28 marzo 2009 ore 21.30 - Ovada Loggia di S. Sebastiano
di Andrea Gaggero

L'ultimo concerto di una pregevole mini rassegna jazz dedicata a "L'Arte del duo" e organizzata dall'associazione culturale "Gruppo Due Sotto l'Ombrello", si è tenuto sabato 28 marzo ai confini tra Liguria e Piemonte: Antonio Marangolo (sassofoni tenore e soprano, voce) e Umberto Petrin (pianoforte) i musicisti impegnati. Gli altri due appuntamenti, sempre nel mese di marzo, hanno visto di scena il duo Marco Tamburini (tromba) e Sandro Gibellini (chitarra) e Alan Farrington voce, con Andrea Pozza al pianoforte.



S
i possono far convivere Debussy e Schoenberg con il pianismo percussivo e febbrile di Cecil Taylor e poi il tutto con il "rumorismo" di Cage? L'improvvisazione jazzistica di matrice post- hardbop cosa ha a che fare con le tradizioni folkoriche del sud Italia? E Wayne Shorter con Sidney Bechet, quest'ultimo con il "belcanto" italiano? Ma soprattutto: a partire da questi (ed altri) riferimenti, si può dar origine ad una musica ampiamente improvvisata e insieme di straordinaria concentrazione e compattezza, scorrevole senza facili eclettismi?

A giudicare dallo "straordinario" concerto di Antonio Marangolo (sax tenore e soprano, voce) e Umberto Petrin (piano e cordiera) la risposta non può che essere felicemente affermativa. I due musicisti hanno suonano insieme per la prima volta in questa occasione: si erano conosciuti di sfuggita un anno fa e poi sentiti telefonicamente alcune settimane prima del concerto. Nel pomeriggio un incontro poi (forse) alcune prove; Antonio Marangolo porta con sé, a far da terreno comune, l'ipotesi di una sequenza di dodici libere improvvisazioni in ognuna delle tonalità. Pochi minuti di dialogo, qualche nota e poi, dietro suggestione di Umberto Petrin, l'idea si trasforma e vengono concordati alcuni appuntamenti "stilistici" a far ora da snodo, poi da approdo al fluire della musica. Una ninna nanna, un gospel ed una melodia genericamente attinta dal folclore: questi i tre appuntamenti, le tre suggestioni prestabilite, boe, isole ed approdi nell'oceano della musica. I "temi" saranno improvvisati e non è dato sapere quando verranno introdotti avendone preventivamente stabilito solo il centro tonale. Sarà Antonio Marangolo a "chiamare" le tre suggestioni utilizzando segnali musicali armonico-stilistici. Il concerto si avvia e articola naturalmente in tre blocchi improvvisativi caratterizzati dalla presenza degli spunti "stilistici" citati. La straordinaria qualità e concentrazione della musica ascoltata dipende da fattori diversi: alcuni profondamente meditati e assimilati nel corso di due carriere musicali ampie e generose, più fortuiti ed occasionali altri.

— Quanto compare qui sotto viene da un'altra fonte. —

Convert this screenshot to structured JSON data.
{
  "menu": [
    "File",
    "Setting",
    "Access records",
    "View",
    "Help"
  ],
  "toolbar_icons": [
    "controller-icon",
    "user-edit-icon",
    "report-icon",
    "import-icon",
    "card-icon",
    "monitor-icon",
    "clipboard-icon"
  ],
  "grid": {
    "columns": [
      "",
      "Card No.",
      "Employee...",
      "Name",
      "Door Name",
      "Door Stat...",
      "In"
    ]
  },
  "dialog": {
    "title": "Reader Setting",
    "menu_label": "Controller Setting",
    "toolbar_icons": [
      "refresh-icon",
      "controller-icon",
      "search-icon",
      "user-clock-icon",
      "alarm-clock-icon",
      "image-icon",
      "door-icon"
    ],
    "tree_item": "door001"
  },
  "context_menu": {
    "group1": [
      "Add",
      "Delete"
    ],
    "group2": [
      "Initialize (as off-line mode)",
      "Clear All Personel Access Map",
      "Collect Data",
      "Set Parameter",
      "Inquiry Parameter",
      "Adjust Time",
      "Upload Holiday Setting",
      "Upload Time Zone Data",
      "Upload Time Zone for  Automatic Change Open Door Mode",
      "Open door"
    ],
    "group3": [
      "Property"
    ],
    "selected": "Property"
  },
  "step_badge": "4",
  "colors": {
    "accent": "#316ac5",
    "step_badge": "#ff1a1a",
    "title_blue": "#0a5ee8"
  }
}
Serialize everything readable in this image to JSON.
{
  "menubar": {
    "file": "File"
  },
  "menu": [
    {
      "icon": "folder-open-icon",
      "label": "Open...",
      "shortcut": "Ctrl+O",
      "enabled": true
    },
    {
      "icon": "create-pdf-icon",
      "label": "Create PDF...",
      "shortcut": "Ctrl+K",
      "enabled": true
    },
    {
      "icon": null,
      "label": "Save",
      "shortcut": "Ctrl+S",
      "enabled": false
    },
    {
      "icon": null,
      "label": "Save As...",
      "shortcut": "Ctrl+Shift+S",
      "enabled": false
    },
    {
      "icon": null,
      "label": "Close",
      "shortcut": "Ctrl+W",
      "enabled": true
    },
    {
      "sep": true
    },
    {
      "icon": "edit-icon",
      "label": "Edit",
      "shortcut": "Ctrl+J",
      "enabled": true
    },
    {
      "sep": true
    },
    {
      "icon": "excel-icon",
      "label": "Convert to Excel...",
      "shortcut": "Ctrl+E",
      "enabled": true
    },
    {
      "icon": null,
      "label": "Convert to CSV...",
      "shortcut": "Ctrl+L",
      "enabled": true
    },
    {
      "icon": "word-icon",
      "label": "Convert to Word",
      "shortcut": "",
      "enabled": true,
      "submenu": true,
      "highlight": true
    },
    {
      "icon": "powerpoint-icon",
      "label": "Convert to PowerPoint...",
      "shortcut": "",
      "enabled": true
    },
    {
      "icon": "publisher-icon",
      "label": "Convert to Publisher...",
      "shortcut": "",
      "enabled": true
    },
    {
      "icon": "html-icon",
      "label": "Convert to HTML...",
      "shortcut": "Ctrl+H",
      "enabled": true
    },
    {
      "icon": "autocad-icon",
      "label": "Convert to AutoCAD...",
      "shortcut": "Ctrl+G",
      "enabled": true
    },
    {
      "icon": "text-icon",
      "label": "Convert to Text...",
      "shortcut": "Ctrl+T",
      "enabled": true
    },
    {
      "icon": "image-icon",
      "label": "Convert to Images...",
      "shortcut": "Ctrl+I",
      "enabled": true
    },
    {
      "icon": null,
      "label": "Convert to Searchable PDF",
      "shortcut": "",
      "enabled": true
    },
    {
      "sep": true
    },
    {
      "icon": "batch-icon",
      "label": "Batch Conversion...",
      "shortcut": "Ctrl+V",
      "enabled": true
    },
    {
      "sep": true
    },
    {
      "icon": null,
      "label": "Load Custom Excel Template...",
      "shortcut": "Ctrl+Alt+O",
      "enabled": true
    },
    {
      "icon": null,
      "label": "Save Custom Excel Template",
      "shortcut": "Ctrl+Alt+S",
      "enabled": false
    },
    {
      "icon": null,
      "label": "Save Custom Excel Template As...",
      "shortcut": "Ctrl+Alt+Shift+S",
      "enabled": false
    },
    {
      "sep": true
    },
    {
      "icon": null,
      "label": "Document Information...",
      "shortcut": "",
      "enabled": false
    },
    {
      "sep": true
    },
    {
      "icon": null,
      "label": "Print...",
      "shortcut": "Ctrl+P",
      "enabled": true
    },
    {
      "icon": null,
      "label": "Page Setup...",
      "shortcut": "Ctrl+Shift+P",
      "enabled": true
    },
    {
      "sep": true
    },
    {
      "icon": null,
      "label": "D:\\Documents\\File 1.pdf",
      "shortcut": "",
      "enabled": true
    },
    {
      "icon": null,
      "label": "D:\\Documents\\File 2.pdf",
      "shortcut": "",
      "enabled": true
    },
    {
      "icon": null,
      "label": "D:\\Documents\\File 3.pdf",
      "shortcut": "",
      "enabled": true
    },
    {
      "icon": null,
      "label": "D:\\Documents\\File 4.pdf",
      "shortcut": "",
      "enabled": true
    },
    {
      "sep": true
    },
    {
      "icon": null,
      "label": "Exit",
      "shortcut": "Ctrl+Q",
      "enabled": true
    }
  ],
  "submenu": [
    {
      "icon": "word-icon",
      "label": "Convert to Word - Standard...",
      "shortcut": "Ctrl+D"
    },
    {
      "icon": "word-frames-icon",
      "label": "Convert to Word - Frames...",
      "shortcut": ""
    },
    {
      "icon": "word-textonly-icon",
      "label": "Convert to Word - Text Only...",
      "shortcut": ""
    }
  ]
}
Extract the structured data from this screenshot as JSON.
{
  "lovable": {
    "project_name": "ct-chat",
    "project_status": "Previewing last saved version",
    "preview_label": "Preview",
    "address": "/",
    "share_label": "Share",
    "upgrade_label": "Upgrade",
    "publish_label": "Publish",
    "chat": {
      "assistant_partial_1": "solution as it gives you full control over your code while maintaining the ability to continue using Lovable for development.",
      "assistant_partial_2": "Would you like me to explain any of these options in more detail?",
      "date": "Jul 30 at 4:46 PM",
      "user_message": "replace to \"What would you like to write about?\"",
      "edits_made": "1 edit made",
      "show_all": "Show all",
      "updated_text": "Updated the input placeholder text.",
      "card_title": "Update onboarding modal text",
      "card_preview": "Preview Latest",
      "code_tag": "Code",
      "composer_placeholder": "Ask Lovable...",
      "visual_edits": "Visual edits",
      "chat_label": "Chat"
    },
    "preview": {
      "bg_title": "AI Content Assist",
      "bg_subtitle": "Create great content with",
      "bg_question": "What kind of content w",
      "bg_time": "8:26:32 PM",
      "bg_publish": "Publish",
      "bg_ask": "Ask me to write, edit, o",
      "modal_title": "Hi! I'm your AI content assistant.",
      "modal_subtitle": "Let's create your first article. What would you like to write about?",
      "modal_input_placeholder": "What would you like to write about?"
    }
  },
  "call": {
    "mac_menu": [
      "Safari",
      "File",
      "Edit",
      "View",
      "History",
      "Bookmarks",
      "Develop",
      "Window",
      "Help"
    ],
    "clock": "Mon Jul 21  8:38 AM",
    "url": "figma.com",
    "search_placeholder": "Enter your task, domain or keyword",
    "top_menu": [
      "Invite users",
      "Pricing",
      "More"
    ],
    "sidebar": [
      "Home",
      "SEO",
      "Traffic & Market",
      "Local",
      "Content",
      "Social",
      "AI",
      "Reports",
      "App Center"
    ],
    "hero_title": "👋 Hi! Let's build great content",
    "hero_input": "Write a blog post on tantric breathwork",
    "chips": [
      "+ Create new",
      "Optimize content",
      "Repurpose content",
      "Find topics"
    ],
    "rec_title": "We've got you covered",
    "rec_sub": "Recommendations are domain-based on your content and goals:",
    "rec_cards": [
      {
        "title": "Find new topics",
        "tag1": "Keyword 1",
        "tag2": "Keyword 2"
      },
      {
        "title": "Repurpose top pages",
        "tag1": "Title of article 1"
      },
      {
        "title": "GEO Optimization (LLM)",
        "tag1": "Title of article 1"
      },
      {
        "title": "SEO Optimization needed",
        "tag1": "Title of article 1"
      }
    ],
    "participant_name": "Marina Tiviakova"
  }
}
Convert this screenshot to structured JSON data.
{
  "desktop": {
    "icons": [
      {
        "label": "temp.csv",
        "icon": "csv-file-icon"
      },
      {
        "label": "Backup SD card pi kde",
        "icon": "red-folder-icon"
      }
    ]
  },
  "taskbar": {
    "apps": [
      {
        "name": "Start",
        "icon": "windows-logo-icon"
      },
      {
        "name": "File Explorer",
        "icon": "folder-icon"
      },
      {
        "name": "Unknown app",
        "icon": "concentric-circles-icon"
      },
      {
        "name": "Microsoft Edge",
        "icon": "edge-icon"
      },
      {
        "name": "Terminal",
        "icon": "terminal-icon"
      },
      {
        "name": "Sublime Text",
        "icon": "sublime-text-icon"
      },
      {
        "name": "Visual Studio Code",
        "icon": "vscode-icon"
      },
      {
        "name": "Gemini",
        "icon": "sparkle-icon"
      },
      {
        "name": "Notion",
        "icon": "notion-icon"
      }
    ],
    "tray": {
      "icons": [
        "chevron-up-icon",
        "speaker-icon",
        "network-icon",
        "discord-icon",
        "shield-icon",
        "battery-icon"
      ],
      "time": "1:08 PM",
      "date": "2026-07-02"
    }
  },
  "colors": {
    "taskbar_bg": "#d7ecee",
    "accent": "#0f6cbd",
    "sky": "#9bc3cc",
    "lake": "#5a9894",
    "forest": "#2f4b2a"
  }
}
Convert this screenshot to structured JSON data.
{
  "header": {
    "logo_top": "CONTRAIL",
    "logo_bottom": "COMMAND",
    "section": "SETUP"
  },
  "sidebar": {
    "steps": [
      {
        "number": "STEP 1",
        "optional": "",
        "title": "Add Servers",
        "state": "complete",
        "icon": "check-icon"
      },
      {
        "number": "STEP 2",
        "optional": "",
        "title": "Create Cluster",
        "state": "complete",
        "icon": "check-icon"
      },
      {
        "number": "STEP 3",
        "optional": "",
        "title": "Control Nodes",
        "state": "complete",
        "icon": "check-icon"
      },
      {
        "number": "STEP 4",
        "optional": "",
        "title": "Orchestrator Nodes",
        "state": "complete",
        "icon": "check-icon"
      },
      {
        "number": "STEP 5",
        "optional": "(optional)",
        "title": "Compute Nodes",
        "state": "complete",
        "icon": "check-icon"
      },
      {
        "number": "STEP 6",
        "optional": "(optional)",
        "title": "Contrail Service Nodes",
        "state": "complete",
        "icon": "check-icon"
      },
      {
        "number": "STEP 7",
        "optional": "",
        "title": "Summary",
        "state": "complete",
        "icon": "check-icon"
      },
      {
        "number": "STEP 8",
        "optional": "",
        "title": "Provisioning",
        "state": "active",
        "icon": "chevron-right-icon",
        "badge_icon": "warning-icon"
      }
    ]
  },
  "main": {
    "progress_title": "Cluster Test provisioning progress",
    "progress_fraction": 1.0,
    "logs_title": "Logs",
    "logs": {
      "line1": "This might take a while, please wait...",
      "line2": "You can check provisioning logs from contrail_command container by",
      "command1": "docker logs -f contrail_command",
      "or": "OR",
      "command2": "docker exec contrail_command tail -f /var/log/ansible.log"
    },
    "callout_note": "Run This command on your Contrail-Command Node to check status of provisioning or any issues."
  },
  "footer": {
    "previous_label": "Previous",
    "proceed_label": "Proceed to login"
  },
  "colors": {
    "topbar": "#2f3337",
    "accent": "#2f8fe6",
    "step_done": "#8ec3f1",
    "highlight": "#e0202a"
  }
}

Nella breve presentazione Marangolo parla della sentita necessità di una musica che nasca dal silenzio e che al silenzio torni: "da questo solo può prendere vita...". Ciò che disturba è il rumore dei centri urbani, il chiacchiericcio informe, quasi televisivo, il frastuono della musica che siamo obbligati ad ascoltare ad ogni istante nei supermercati, e nei locali pubblici, di ogni genere, senza avere la possibilità di scelta o replica. La musica qui da noi non è più espressione artistica (anche se nei palinsesti televisivi il termine "artista" si spreca), non è più strumento educativo-culturale, non è più intrattenimento di qualità, semplicemente…non è più.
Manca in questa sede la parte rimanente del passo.